Provide to the policy or contract owner notice of the right to return the policy or
contract within thirty (30) days of the delivery of the contract and receive an
unconditional full refund of all premiums or considerations paid on it, including
any policy fees or charges or, in the case of a variable or market value adjustment
policy or contract, a payment of the cash surrender value provided under the policy
or contract plus the fees and other charges deducted from the gross premiums or
considerations or imposed under such policy or contract; such notice may be included
in Appendix A or C.
6.2. In
transactions where the replacing insurer and the existing insurer are the same or
subsidiaries or affiliates under common ownership or control allow credit for the
period of time that has elapsed under the replaced policy's or contract's
incontestability and suicide period up to the face amount of the existing policy or
contract. With regard to financed purchases, the credit may be limited to the amount
the face amount of the existing policy is reduced by the use of existing policy
values to fund the new policy or contract.
6.3. If an insurer prohibits the use of sales
material other than that approved by the company, as an alternative to the
requirements made of an insurer pursuant to subsection 4.4. of this rule, the
insurer may:
a. Require with each application a
statement signed by the producer that:
1. The
producer used only company-approved sales material; and
2. Copies of all sales material were left with the
applicant in accordance with subsection 4.3. of this rule.
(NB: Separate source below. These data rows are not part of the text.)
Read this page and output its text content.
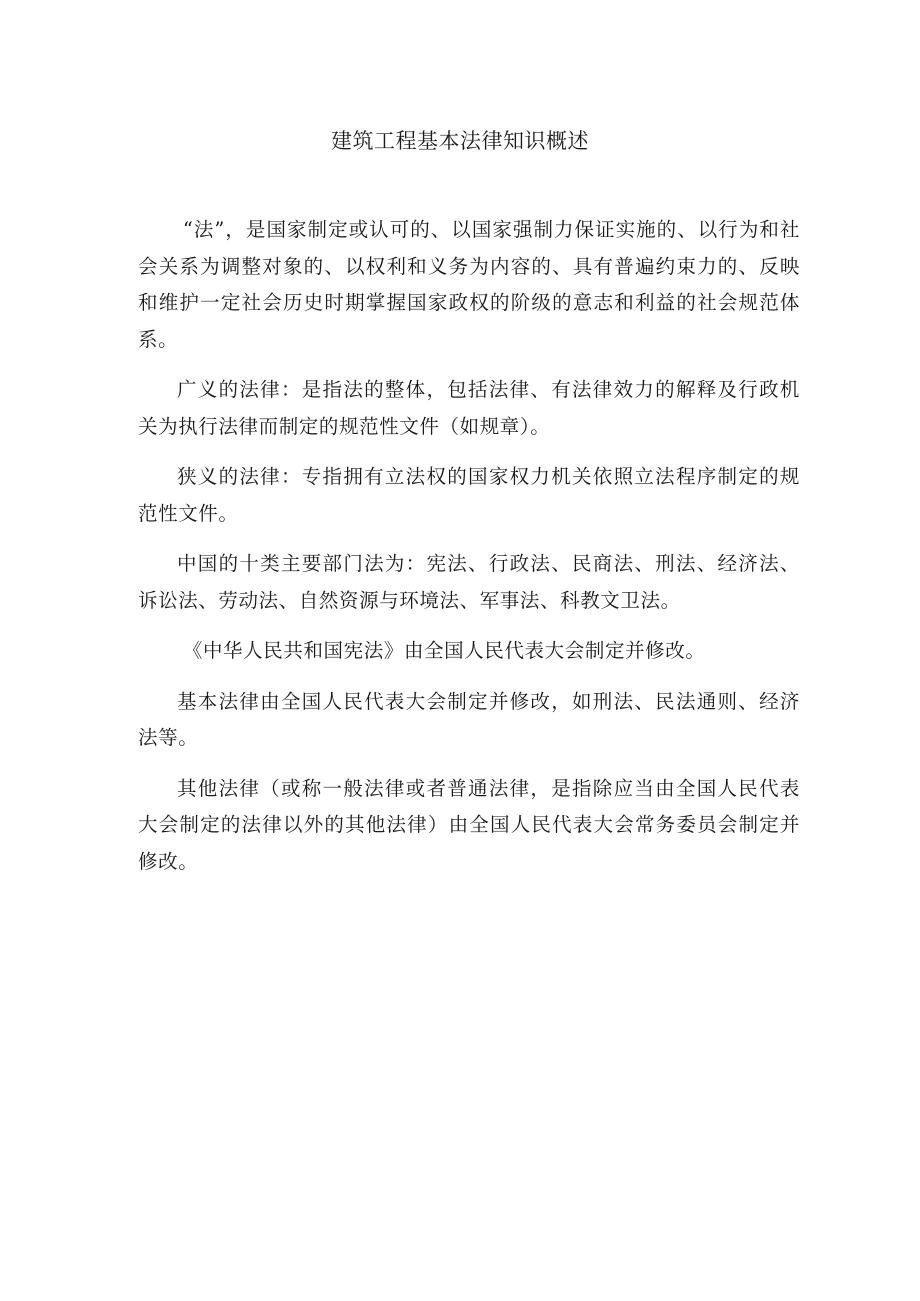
建筑工程基本法律知识概述

“法”，是国家制定或认可的、以国家强制力保证实施的、以行为和社会关系为调整对象的、以权利和义务为内容的、具有普遍约束力的、反映和维护一定社会历史时期掌握国家政权的阶级的意志和利益的社会规范体系。

广义的法律：是指法的整体，包括法律、有法律效力的解释及行政机关为执行法律而制定的规范性文件（如规章）。

狭义的法律：专指拥有立法权的国家权力机关依照立法程序制定的规范性文件。

中国的十类主要部门法为：宪法、行政法、民商法、刑法、经济法、诉讼法、劳动法、自然资源与环境法、军事法、科教文卫法。

《中华人民共和国宪法》由全国人民代表大会制定并修改。

基本法律由全国人民代表大会制定并修改，如刑法、民法通则、经济法等。

其他法律（或称一般法律或者普通法律，是指除应当由全国人民代表大会制定的法律以外的其他法律）由全国人民代表大会常务委员会制定并修改。
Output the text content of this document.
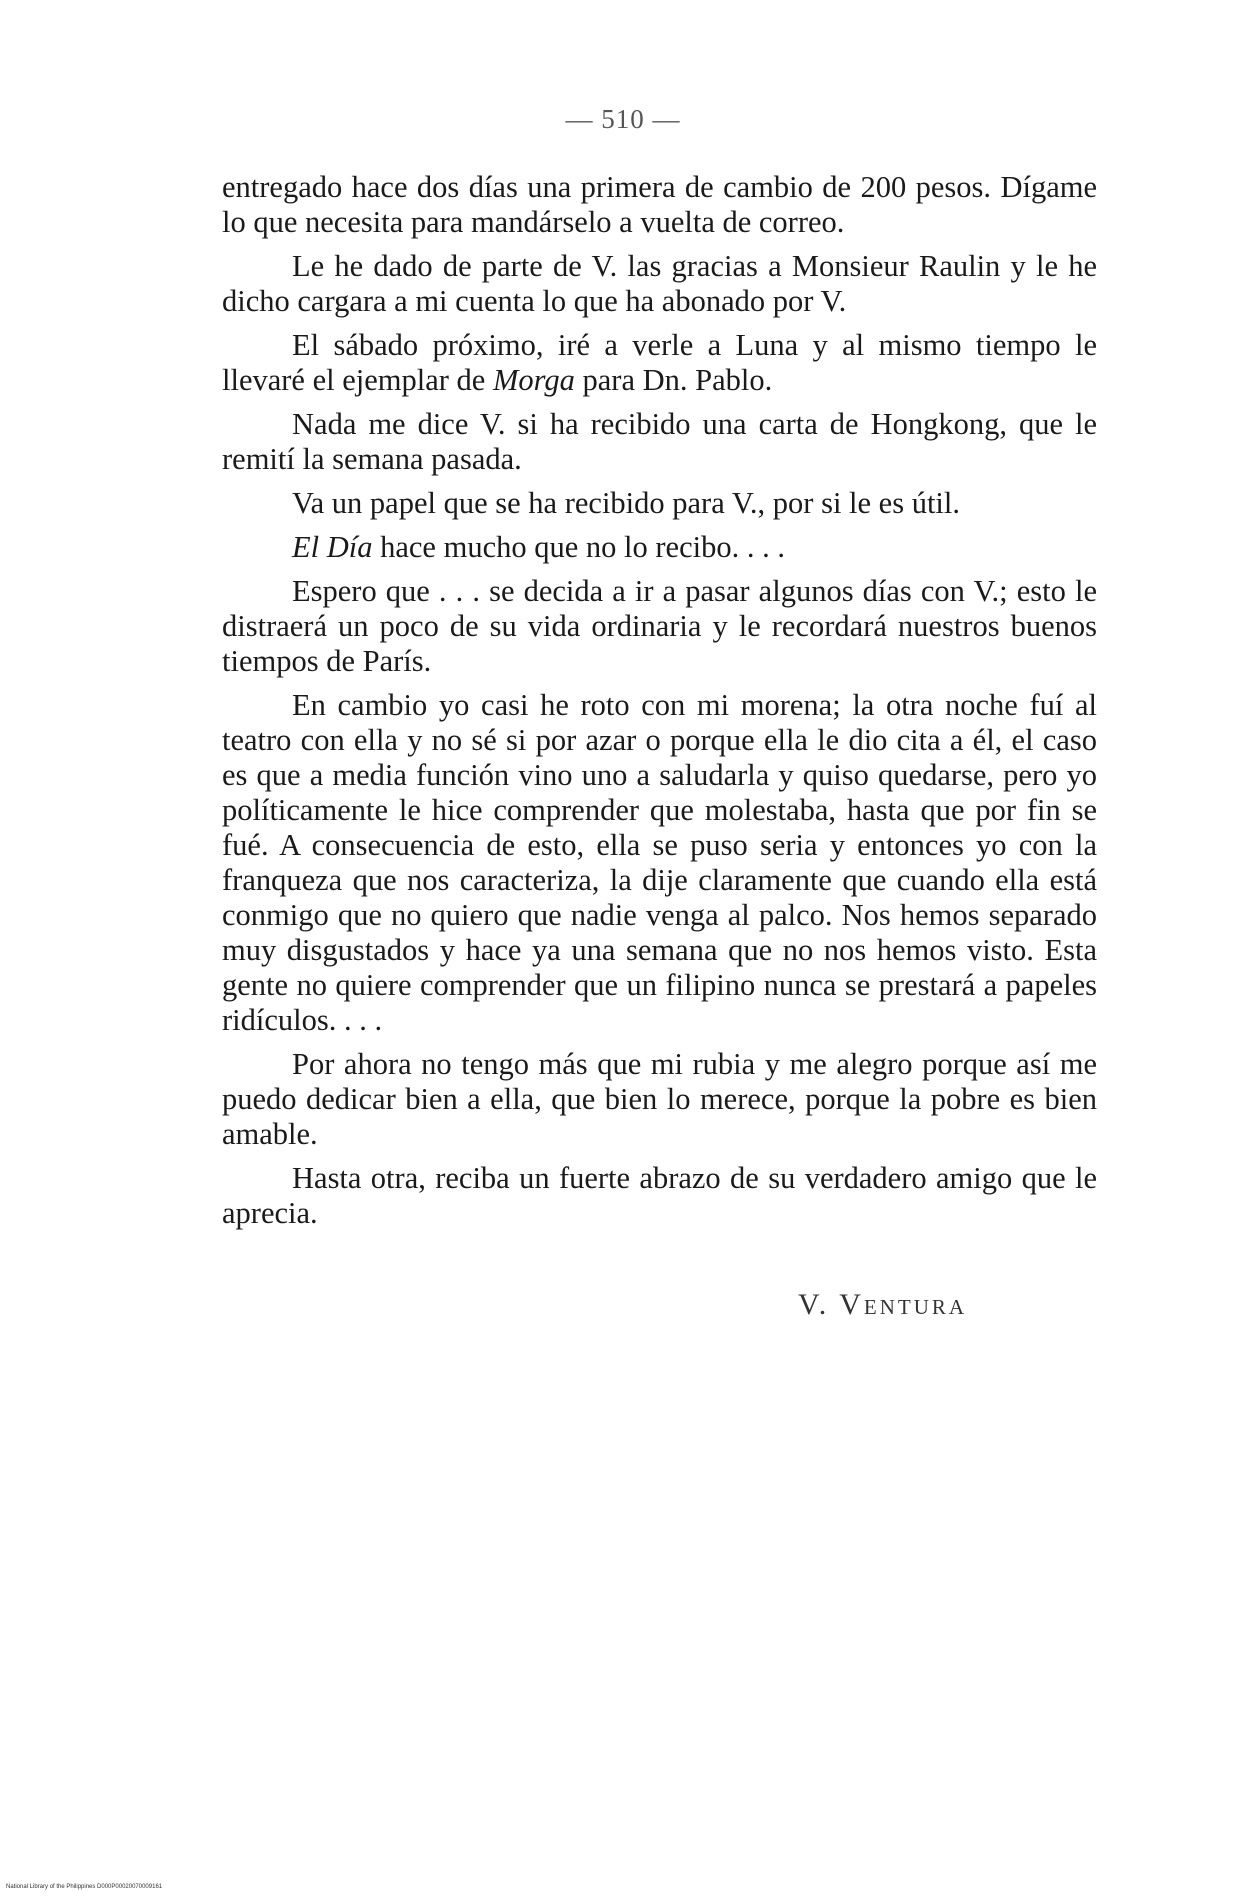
— 510 —

entregado hace dos días una primera de cambio de 200 pesos. Dígame lo que necesita para mandárselo a vuelta de correo.

Le he dado de parte de V. las gracias a Monsieur Raulin y le he dicho cargara a mi cuenta lo que ha abonado por V.

El sábado próximo, iré a verle a Luna y al mismo tiempo le llevaré el ejemplar de Morga para Dn. Pablo.

Nada me dice V. si ha recibido una carta de Hongkong, que le remití la semana pasada.

Va un papel que se ha recibido para V., por si le es útil.

El Día hace mucho que no lo recibo. . . .

Espero que . . . se decida a ir a pasar algunos días con V.; esto le distraerá un poco de su vida ordinaria y le recordará nuestros buenos tiempos de París.

En cambio yo casi he roto con mi morena; la otra noche fuí al teatro con ella y no sé si por azar o porque ella le dio cita a él, el caso es que a media función vino uno a saludarla y quiso quedarse, pero yo políticamente le hice comprender que molestaba, hasta que por fin se fué. A consecuencia de esto, ella se puso seria y entonces yo con la franqueza que nos caracteriza, la dije claramente que cuando ella está conmigo que no quiero que nadie venga al palco. Nos hemos separado muy disgustados y hace ya una semana que no nos hemos visto. Esta gente no quiere comprender que un filipino nunca se prestará a papeles ridículos. . . .

Por ahora no tengo más que mi rubia y me alegro porque así me puedo dedicar bien a ella, que bien lo merece, porque la pobre es bien amable.

Hasta otra, reciba un fuerte abrazo de su verdadero amigo que le aprecia.

V. Ventura
National Library of the Philippines D000P00020070009161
b. Within ten (10) days of the issuance of the
policy or contract:
1. Notify the applicant by
sending a letter to or by verbal communication with the applicant by a person whose
duties are separate from the marketing area of the insurer, that the producer has
represented that copies of all sales material have been left with the applicant in
accordance with subsection 4.3. of this rule;
2. Provide the applicant with a toll free number
to contact company personnel involved in the compliance function in case the
applicant did not receive copies of all sales material;
3. Stress the importance of retaining copies of
the sales material for future reference; and
4. Be able to produce a copy of the letter or
other verification in the policy file for at least five (5) years after the
termination or expiration of the policy or contract.